O gênero feminino vai de passo firme na consolidação da supremacia nas inscrições na OAB-RS. Números oficiais tabulados ontem (5) revelam 86.389 nomes cadastrados; são 43.579 advogadas e 42.810 advogados - a diferença é de 769 e deve chegar aos 1.000, neste andor numérico, até julho.

Um detalhe etário: as advogadas têm o dobro de inscrições na faixa dos 22 aos 25 de idade: são 2.589 a 1.249. Entre os “maduros” - ou “cascudos”, como se diz no futebol - os homens são expressiva maioria nas faixas que começam aos 41 de idade.

Ah! As estagiárias gaúchas há dois anos já são maioria: 801 a 635, atualmente. Mas a OAB não computa as futuras e promissoras advogadas por (jovens) faixas etárias.

 ´O senhor estava vivo?´

O advogado carioca Michel Assef, 75 de idade, esteve na semana passada numa das agências da Caixa Federal na “cidade-maravilhosa-alagada” para fazer a prova de vida que o INSS exige anualmente dos advogados (até aí tudo pertinente). O cidadão saiu com o papelucho no bolso e com a certeza do dever cumprido.

Pois anteontem (4), Michel recebeu um aviso da CEF avisando que - por não ter feito a comprovação no ano passado - ele terá

que comprovar documentalmente que estava vivo em 2019.

 Pois é...

Tem momentos em que a burocracia brasileira se transforma em burro-cracia”.

O conhecido substantivo pode ser definido - conforme bons dicionários - como “excesso de papelada e de exigências que tornam morosos os serviços prestados pelos órgãos públicos e privados”.

Mas a expressão “burrocracia” - com três ´erres´, é claro - não está disponível nos dicionários. Mas deve ser algo como estúpida idiotice.

Vivo em fevereiro em 2020, o advogado cidadão acaso poderia estar enterrado em um cemitério no ano passado?

 Criação perversa

Frase solucionática entreouvida ontem, na rádio-corredor da OAB de Brasília, num grupo de desencantados com os prováveis candidatos à sucessão de Bolsonaro: “Vamos lançar a chapa Dráuzio Varella/Gabigol para concorrer à Presidência em 2022”.

Em seguida, alguém complementou: Gleisi Hoffmann seria a ministra da Casa Civil, em caso de vitória. E o namorado dela, o ex-senador Lindbergh Farias (PT-RJ), poderia optar: o Ministério da Economia, ou a presidência da Caixa Federal.

 Discriminação insensível

O Tribunal Superior do Trabalho determinou a reintegração de um empregado da Brasdril Sociedade de Perfurações Ltda. Ele fora dispensado uma semana depois de retornar de afastamento para tratamento de câncer do reto em estado avançado. Conforme o julgado, “a dispensa foi presumidamente discriminatória”.

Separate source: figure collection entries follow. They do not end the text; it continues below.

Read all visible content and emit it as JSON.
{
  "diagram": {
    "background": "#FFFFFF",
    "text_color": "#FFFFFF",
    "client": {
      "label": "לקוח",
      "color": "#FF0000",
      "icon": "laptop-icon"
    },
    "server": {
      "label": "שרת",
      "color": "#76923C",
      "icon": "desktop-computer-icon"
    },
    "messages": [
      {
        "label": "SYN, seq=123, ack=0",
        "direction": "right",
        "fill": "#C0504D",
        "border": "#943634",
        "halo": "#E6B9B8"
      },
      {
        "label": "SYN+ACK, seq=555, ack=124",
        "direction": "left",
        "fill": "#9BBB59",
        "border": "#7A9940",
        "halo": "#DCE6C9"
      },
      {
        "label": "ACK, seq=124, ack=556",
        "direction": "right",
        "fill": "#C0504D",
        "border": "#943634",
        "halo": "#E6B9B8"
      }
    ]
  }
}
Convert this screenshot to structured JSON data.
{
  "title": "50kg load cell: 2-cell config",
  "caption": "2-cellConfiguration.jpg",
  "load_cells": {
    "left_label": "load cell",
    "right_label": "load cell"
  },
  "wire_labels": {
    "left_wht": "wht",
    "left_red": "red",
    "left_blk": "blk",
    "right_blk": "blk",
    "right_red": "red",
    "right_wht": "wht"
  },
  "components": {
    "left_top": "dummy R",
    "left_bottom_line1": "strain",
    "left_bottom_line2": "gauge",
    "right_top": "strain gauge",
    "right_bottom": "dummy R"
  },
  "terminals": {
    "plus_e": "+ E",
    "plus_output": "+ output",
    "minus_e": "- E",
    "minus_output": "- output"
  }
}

Contratado em junho de 2008 como operador de torre, em plataforma de petróleo da Petrobras, na Bacia de Campos (RJ), em maio de 2011, com o diagnóstico da doença, o trabalhador teve de ficar afastado por quase dois anos. Ao retomar suas atividades, em março de 2013, fora demitido. Terá direito aos salários que não foram adimplidos. (RR nº 462-45.2015.5.17.0191).

 Quem casa, quer casa

Esta nota - que bem poderia se enquadrar na série “A Fila Anda” - está na apreciada coluna do jornalista Ancelmo Gois, hoje no jornal O Globo. Diz assim:

“A advogada Adriana Ancelmo pediu de volta o apartamento da Rua Aristides Espinola, onde ela morou com Sergio Cabral, que tinha sido alugado. Metade dos aluguéis vai para ela, a outra metade é depositada em favor da 7ª Vara Criminal Federal, por decisão do juiz. Ela pretende morar lá com o novo namorado.

Aliás, Adriana não é legalmente casada com o ex-governador. Quando eles brigaram, em 2011, divorciaram e nunca voltaram a casar”.